= Ex voto of the Arcadians =

Next to the Bull of the Corcyreans close to the entrance to the sanctuary of Apollo in Delphi lay a grandiose monument dedicated by the Arcadians, particularly the Tegeates.
==Description==
The ex-voto of the Arcadians is marked nowadays by an oblong base; it served for supporting a complex of bronze statues, dedicated by the Arcadians, particularly the Tegeates, in order to honour their victorious campaign in Laconia, together with the Thebans, in 370/369 B.C. The nine statues which stood there depicted Apollo, Nike, Callisto and six Arcadian heroes: Ephasus, Triphylus, Azan, Elatus, Apheidas and Arkas. The sculptors were, reportedly, Pausanias from Apollonia (who created Apollo and Kallisto), Samolas from Arcadia (who created Triphylus and Azan), Antiphanes from Argos (who created Ephasus, Elatus and Apheidas) and Daedalus from Sicyon (who created Nike and Arkas).
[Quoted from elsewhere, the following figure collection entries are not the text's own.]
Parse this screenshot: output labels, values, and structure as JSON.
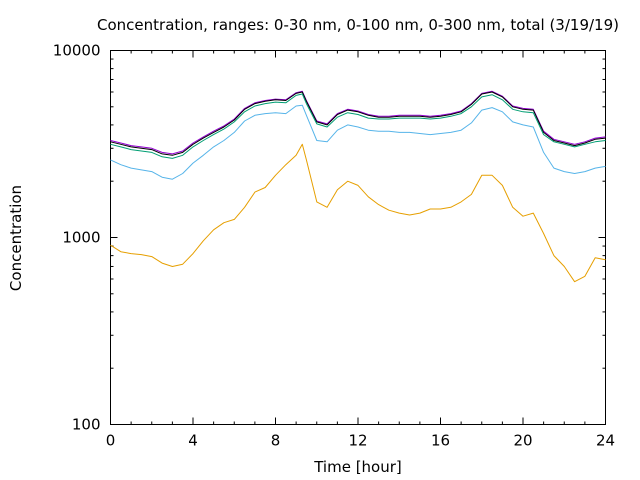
{
  "chart_data": {
    "type": "line",
    "title": "Concentration, ranges: 0-30 nm, 0-100 nm, 0-300 nm, total (3/19/19)",
    "xlabel": "Time [hour]",
    "ylabel": "Concentration",
    "xlim": [
      0,
      24
    ],
    "ylim": [
      100,
      10000
    ],
    "yscale": "log",
    "grid": false,
    "legend": "none",
    "xticks": [
      {
        "v": 0,
        "label": "0"
      },
      {
        "v": 4,
        "label": "4"
      },
      {
        "v": 8,
        "label": "8"
      },
      {
        "v": 12,
        "label": "12"
      },
      {
        "v": 16,
        "label": "16"
      },
      {
        "v": 20,
        "label": "20"
      },
      {
        "v": 24,
        "label": "24"
      }
    ],
    "yticks": [
      {
        "v": 100,
        "label": "100"
      },
      {
        "v": 1000,
        "label": "1000"
      },
      {
        "v": 10000,
        "label": "10000"
      }
    ],
    "x": [
      0,
      0.5,
      1,
      1.5,
      2,
      2.5,
      3,
      3.5,
      4,
      4.5,
      5,
      5.5,
      6,
      6.5,
      7,
      7.5,
      8,
      8.5,
      9,
      9.3,
      9.5,
      10,
      10.5,
      11,
      11.5,
      12,
      12.5,
      13,
      13.5,
      14,
      14.5,
      15,
      15.5,
      16,
      16.5,
      17,
      17.5,
      18,
      18.5,
      19,
      19.5,
      20,
      20.5,
      21,
      21.5,
      22,
      22.5,
      23,
      23.5,
      24
    ],
    "series": [
      {
        "color": "#9400d3",
        "values": [
          3300,
          3200,
          3100,
          3050,
          3000,
          2850,
          2800,
          2900,
          3200,
          3450,
          3700,
          3950,
          4300,
          4900,
          5250,
          5400,
          5500,
          5450,
          5950,
          6050,
          5400,
          4200,
          4050,
          4600,
          4850,
          4750,
          4550,
          4450,
          4450,
          4500,
          4500,
          4500,
          4450,
          4500,
          4600,
          4750,
          5200,
          5900,
          6050,
          5700,
          5050,
          4900,
          4850,
          3700,
          3350,
          3250,
          3150,
          3250,
          3400,
          3450
        ]
      },
      {
        "color": "#000000",
        "values": [
          3250,
          3150,
          3050,
          3000,
          2950,
          2800,
          2750,
          2850,
          3150,
          3400,
          3650,
          3900,
          4250,
          4850,
          5200,
          5350,
          5450,
          5400,
          5900,
          6000,
          5350,
          4150,
          4000,
          4550,
          4800,
          4700,
          4500,
          4400,
          4400,
          4450,
          4450,
          4450,
          4400,
          4450,
          4550,
          4700,
          5150,
          5850,
          6000,
          5650,
          5000,
          4850,
          4800,
          3650,
          3300,
          3200,
          3100,
          3200,
          3350,
          3400
        ]
      },
      {
        "color": "#009e73",
        "values": [
          3150,
          3050,
          2950,
          2900,
          2850,
          2700,
          2650,
          2750,
          3050,
          3300,
          3550,
          3800,
          4150,
          4700,
          5050,
          5200,
          5300,
          5250,
          5750,
          5850,
          5200,
          4050,
          3900,
          4400,
          4650,
          4550,
          4350,
          4300,
          4300,
          4350,
          4350,
          4350,
          4300,
          4350,
          4450,
          4600,
          5000,
          5650,
          5800,
          5450,
          4850,
          4700,
          4650,
          3550,
          3250,
          3150,
          3050,
          3150,
          3250,
          3300
        ]
      },
      {
        "color": "#56b4e9",
        "values": [
          2600,
          2450,
          2350,
          2300,
          2250,
          2100,
          2050,
          2200,
          2500,
          2750,
          3050,
          3300,
          3650,
          4200,
          4500,
          4600,
          4650,
          4600,
          5050,
          5100,
          4500,
          3300,
          3250,
          3750,
          4000,
          3900,
          3750,
          3700,
          3700,
          3650,
          3650,
          3600,
          3550,
          3600,
          3650,
          3750,
          4100,
          4800,
          4950,
          4700,
          4150,
          4000,
          3900,
          2850,
          2350,
          2250,
          2200,
          2250,
          2350,
          2400
        ]
      },
      {
        "color": "#e69f00",
        "values": [
          910,
          840,
          820,
          810,
          790,
          730,
          700,
          720,
          820,
          960,
          1100,
          1200,
          1250,
          1450,
          1750,
          1850,
          2150,
          2450,
          2750,
          3150,
          2600,
          1550,
          1450,
          1800,
          2000,
          1900,
          1650,
          1500,
          1400,
          1350,
          1320,
          1350,
          1420,
          1420,
          1450,
          1550,
          1700,
          2150,
          2150,
          1900,
          1450,
          1300,
          1350,
          1050,
          800,
          700,
          580,
          620,
          780,
          760
        ]
      }
    ]
  }
}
At that spot were discovered several stelae with inscriptions on behalf of the Arcadians, set up by various Greek cities.
Three more votive offerings stood there (one bearing the statue of the Achaean general Philopoemen) and decorated the facade of a portico (measuring 22.23x6.27) dated to the 4th century B.C., possibly also built by Arcadians. The portico had a stylobate made of limestone and Doric columns made of poros stone.